On Thursday evening, author Christina Baker Kline published the story of her encounter with Bush for Slate, saying she was invited to Houston in 2014 as a guest at the Barbara Bush Foundation for Family Literacy fundraiser. She sat down to lunch with the family privately before the larger event, and then they all lined up for a group photo. Kline and her husband were getting ready for their picture, when Bush motioned her closer:
He cocked his head at me for a moment, then said, “You’re beautiful.”
“Thank you,” I said.
“You’re a writer.”
“Yes.”
“You wanna know my favorite book?” he whispered. I had to lean close to hear him.
“Yes, what is it?”
By now the photographer was readying the shot. My husband stood on one side of the wheelchair, and I stood on the other. President Bush put his arm around me, low on my back. His comic timing was impeccable. “David Cop-a-feel,” he said, and squeezed my butt, hard, just as the photographer snapped the photo. Instinctively, I swiped his hand away.
That is in line with the statement a spokesperson for Bush gave Deadspin—that he likes to say the “David Cop-a-feel” punchline to “put people at ease” before photographs. He also allegedly said the same thing to Grolnick after asking her if she could guess his favorite magician. The spokesperson directed Slate to that same statement.

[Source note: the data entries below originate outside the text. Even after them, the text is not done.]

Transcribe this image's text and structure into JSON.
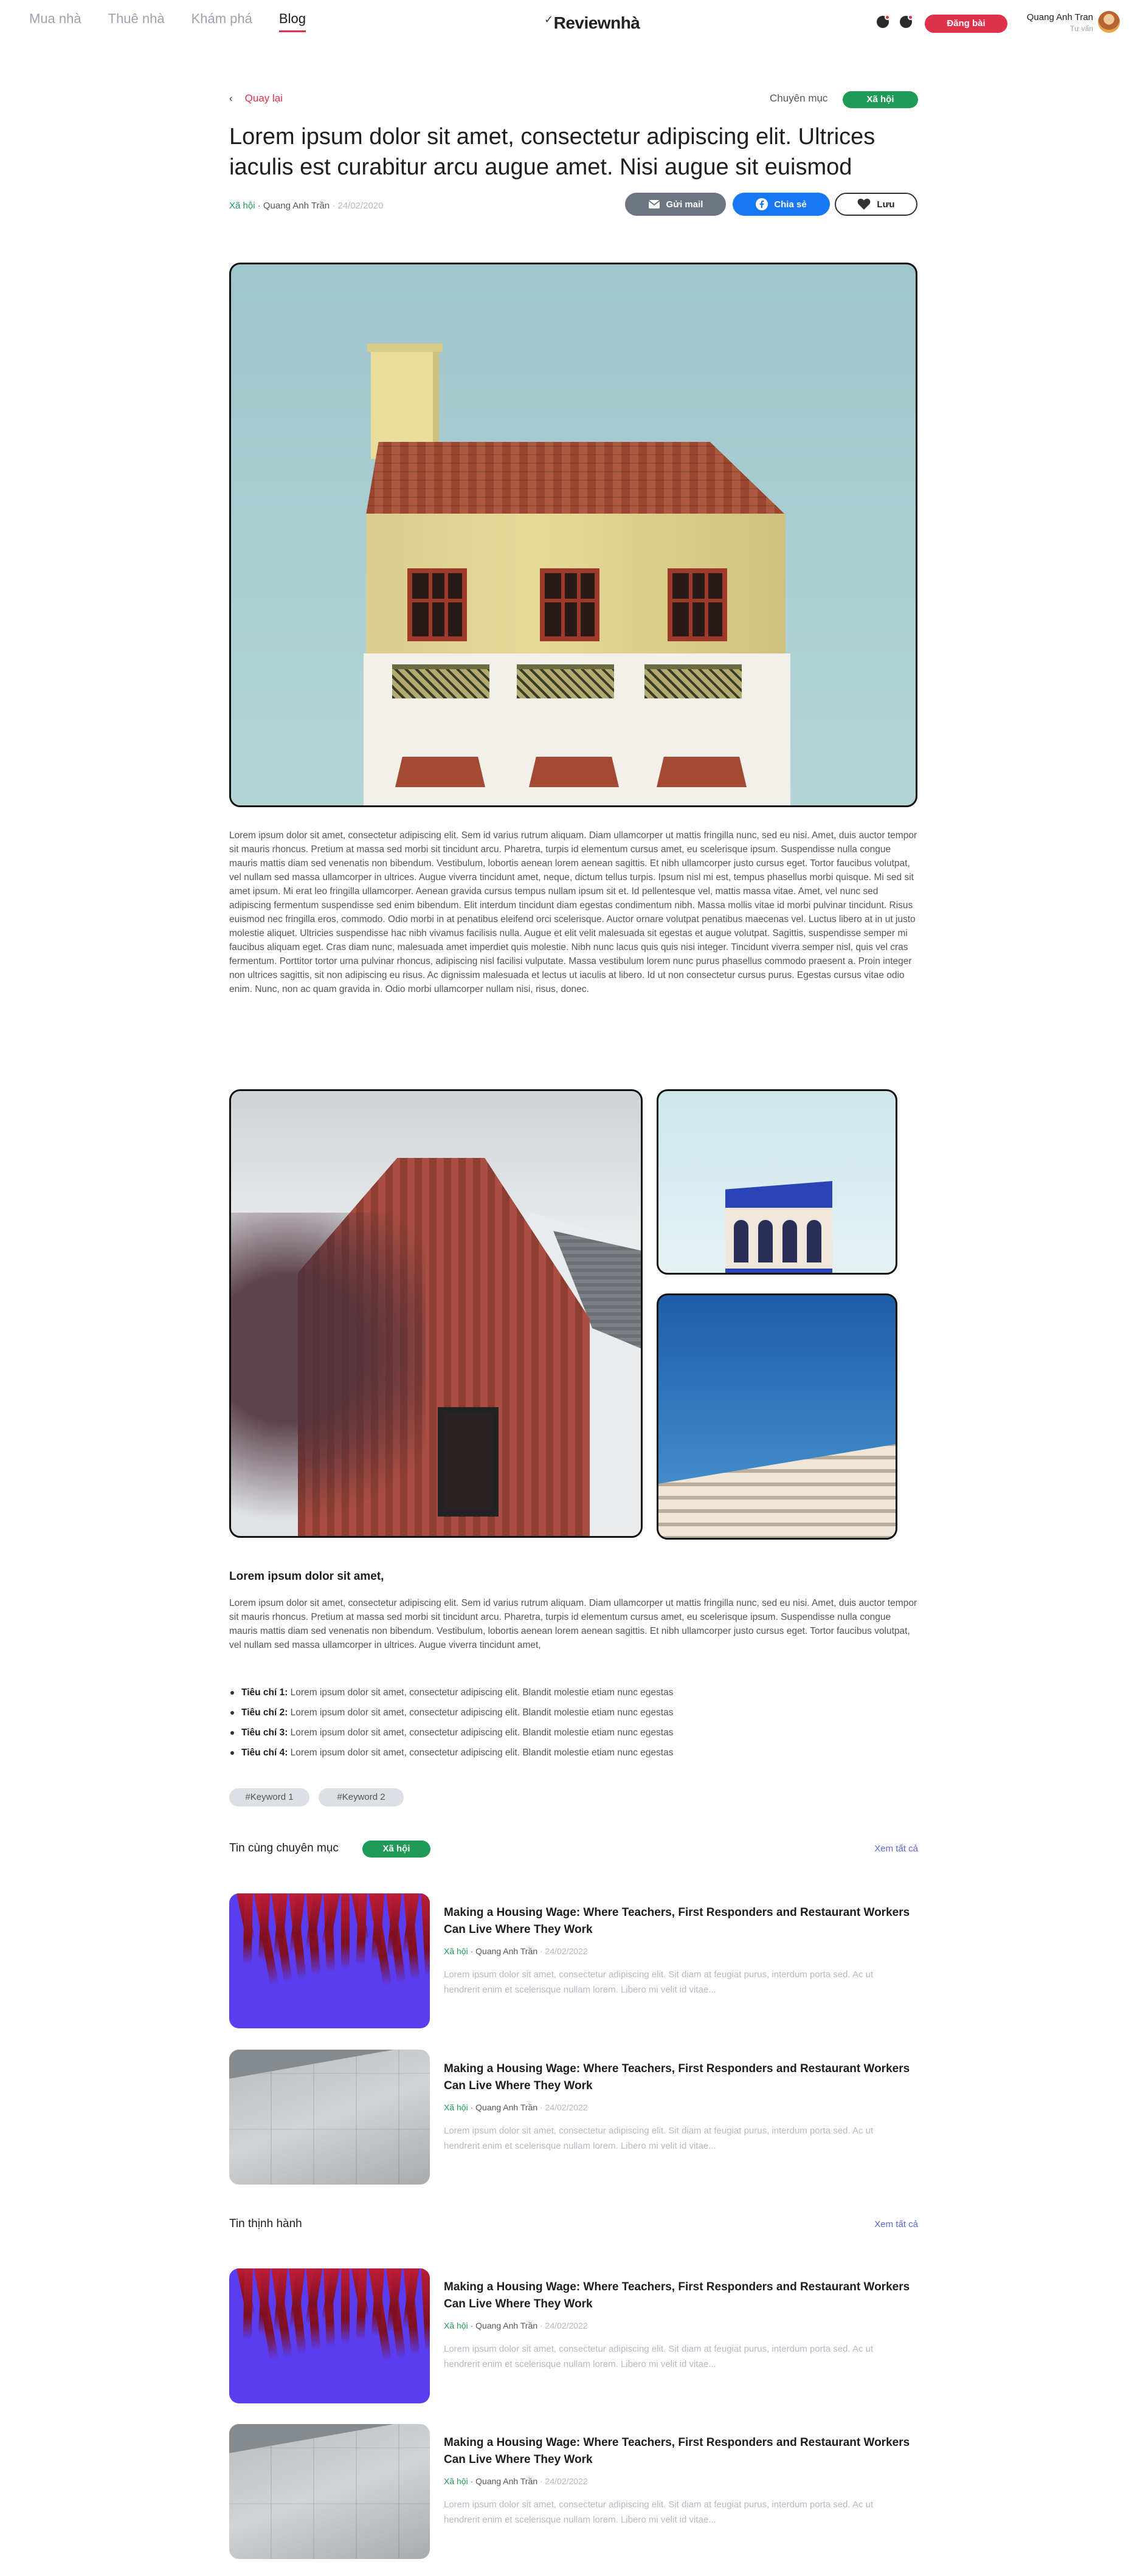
{
  "nav": {
    "items": [
      "Mua nhà",
      "Thuê nhà",
      "Khám phá",
      "Blog"
    ],
    "active": "Blog"
  },
  "brand": {
    "logo": "Reviewnhà"
  },
  "header": {
    "post_button": "Đăng bài",
    "user_name": "Quang Anh Tran",
    "user_role": "Tư vấn",
    "icons": [
      "notification-icon",
      "message-icon"
    ]
  },
  "article": {
    "back_label": "Quay lại",
    "category_label": "Chuyên mục",
    "category": "Xã hội",
    "title": "Lorem ipsum dolor sit amet, consectetur adipiscing elit. Ultrices iaculis est curabitur arcu augue amet. Nisi augue sit euismod",
    "meta_category": "Xã hội",
    "meta_author": "· Quang Anh Trần",
    "meta_date": "· 24/02/2020",
    "actions": {
      "mail": "Gửi mail",
      "share": "Chia sẻ",
      "save": "Lưu"
    },
    "paragraph_1": "Lorem ipsum dolor sit amet, consectetur adipiscing elit. Sem id varius rutrum aliquam. Diam ullamcorper ut mattis fringilla nunc, sed eu nisi. Amet, duis auctor tempor sit mauris rhoncus. Pretium at massa sed morbi sit tincidunt arcu. Pharetra, turpis id elementum cursus amet, eu scelerisque ipsum. Suspendisse nulla congue mauris mattis diam sed venenatis non bibendum. Vestibulum, lobortis aenean lorem aenean sagittis. Et nibh ullamcorper justo cursus eget. Tortor faucibus volutpat, vel nullam sed massa ullamcorper in ultrices. Augue viverra tincidunt amet, neque, dictum tellus turpis. Ipsum nisl mi est, tempus phasellus morbi quisque. Mi sed sit amet ipsum. Mi erat leo fringilla ullamcorper. Aenean gravida cursus tempus nullam ipsum sit et. Id pellentesque vel, mattis massa vitae. Amet, vel nunc sed adipiscing fermentum suspendisse sed enim bibendum. Elit interdum tincidunt diam egestas condimentum nibh. Massa mollis vitae id morbi pulvinar tincidunt. Risus euismod nec fringilla eros, commodo. Odio morbi in at penatibus eleifend orci scelerisque. Auctor ornare volutpat penatibus maecenas vel. Luctus libero at in ut justo molestie aliquet. Ultricies suspendisse hac nibh vivamus facilisis nulla. Augue et elit velit malesuada sit egestas et augue volutpat. Sagittis, suspendisse semper mi faucibus aliquam eget. Cras diam nunc, malesuada amet imperdiet quis molestie. Nibh nunc lacus quis quis nisi integer. Tincidunt viverra semper nisl, quis vel cras fermentum. Porttitor tortor urna pulvinar rhoncus, adipiscing nisl facilisi vulputate. Massa vestibulum lorem nunc purus phasellus commodo praesent a. Proin integer non ultrices sagittis, sit non adipiscing eu risus. Ac dignissim malesuada et lectus ut iaculis at libero. Id ut non consectetur cursus purus. Egestas cursus vitae odio enim. Nunc, non ac quam gravida in. Odio morbi ullamcorper nullam nisi, risus, donec.",
    "subheading": "Lorem ipsum dolor sit amet,",
    "paragraph_2": "Lorem ipsum dolor sit amet, consectetur adipiscing elit. Sem id varius rutrum aliquam. Diam ullamcorper ut mattis fringilla nunc, sed eu nisi. Amet, duis auctor tempor sit mauris rhoncus. Pretium at massa sed morbi sit tincidunt arcu. Pharetra, turpis id elementum cursus amet, eu scelerisque ipsum. Suspendisse nulla congue mauris mattis diam sed venenatis non bibendum. Vestibulum, lobortis aenean lorem aenean sagittis. Et nibh ullamcorper justo cursus eget. Tortor faucibus volutpat, vel nullam sed massa ullamcorper in ultrices. Augue viverra tincidunt amet,",
    "criteria": [
      {
        "label": "Tiêu chí 1:",
        "text": " Lorem ipsum dolor sit amet, consectetur adipiscing elit. Blandit molestie etiam nunc egestas"
      },
      {
        "label": "Tiêu chí 2:",
        "text": " Lorem ipsum dolor sit amet, consectetur adipiscing elit. Blandit molestie etiam nunc egestas"
      },
      {
        "label": "Tiêu chí 3:",
        "text": " Lorem ipsum dolor sit amet, consectetur adipiscing elit. Blandit molestie etiam nunc egestas"
      },
      {
        "label": "Tiêu chí 4:",
        "text": " Lorem ipsum dolor sit amet, consectetur adipiscing elit. Blandit molestie etiam nunc egestas"
      }
    ],
    "keywords": [
      "#Keyword 1",
      "#Keyword 2"
    ]
  },
  "related": {
    "title": "Tin cùng chuyên mục",
    "badge": "Xã hội",
    "see_all": "Xem tất cả",
    "items": [
      {
        "title": "Making a Housing Wage: Where Teachers, First Responders and Restaurant Workers Can Live Where They Work",
        "category": "Xã hội",
        "author": " · Quang Anh Trần",
        "date": " · 24/02/2022",
        "excerpt": "Lorem ipsum dolor sit amet, consectetur adipiscing elit. Sit diam at feugiat purus, interdum porta sed. Ac ut hendrerit enim et scelerisque nullam lorem. Libero mi velit id vitae..."
      },
      {
        "title": "Making a Housing Wage: Where Teachers, First Responders and Restaurant Workers Can Live Where They Work",
        "category": "Xã hội",
        "author": " · Quang Anh Trần",
        "date": " · 24/02/2022",
        "excerpt": "Lorem ipsum dolor sit amet, consectetur adipiscing elit. Sit diam at feugiat purus, interdum porta sed. Ac ut hendrerit enim et scelerisque nullam lorem. Libero mi velit id vitae..."
      }
    ]
  },
  "trending": {
    "title": "Tin thịnh hành",
    "see_all": "Xem tất cả",
    "items": [
      {
        "title": "Making a Housing Wage: Where Teachers, First Responders and Restaurant Workers Can Live Where They Work",
        "category": "Xã hội",
        "author": " · Quang Anh Trần",
        "date": " · 24/02/2022",
        "excerpt": "Lorem ipsum dolor sit amet, consectetur adipiscing elit. Sit diam at feugiat purus, interdum porta sed. Ac ut hendrerit enim et scelerisque nullam lorem. Libero mi velit id vitae..."
      },
      {
        "title": "Making a Housing Wage: Where Teachers, First Responders and Restaurant Workers Can Live Where They Work",
        "category": "Xã hội",
        "author": " · Quang Anh Trần",
        "date": " · 24/02/2022",
        "excerpt": "Lorem ipsum dolor sit amet, consectetur adipiscing elit. Sit diam at feugiat purus, interdum porta sed. Ac ut hendrerit enim et scelerisque nullam lorem. Libero mi velit id vitae..."
      }
    ]
  },
  "colors": {
    "accent": "#e0314a",
    "category": "#1f9b57",
    "link": "#5a67d8",
    "facebook": "#1877f2"
  }
}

Kline says she told her husband what had happened in the car to the event, and was overheard by the driver, a friend of the Bush family who had offered to give them a lift:
Our driver, who was stopped at a light, sat there for a moment, then leaned back and looked at us. “I do trust you will be … discreet,” she said.
Her comment wasn’t menacing. But in that moment I thought: She has heard this before. The people around President Bush are accustomed to doing damage control.There must be many of us, I remember thinking. And now I know there are.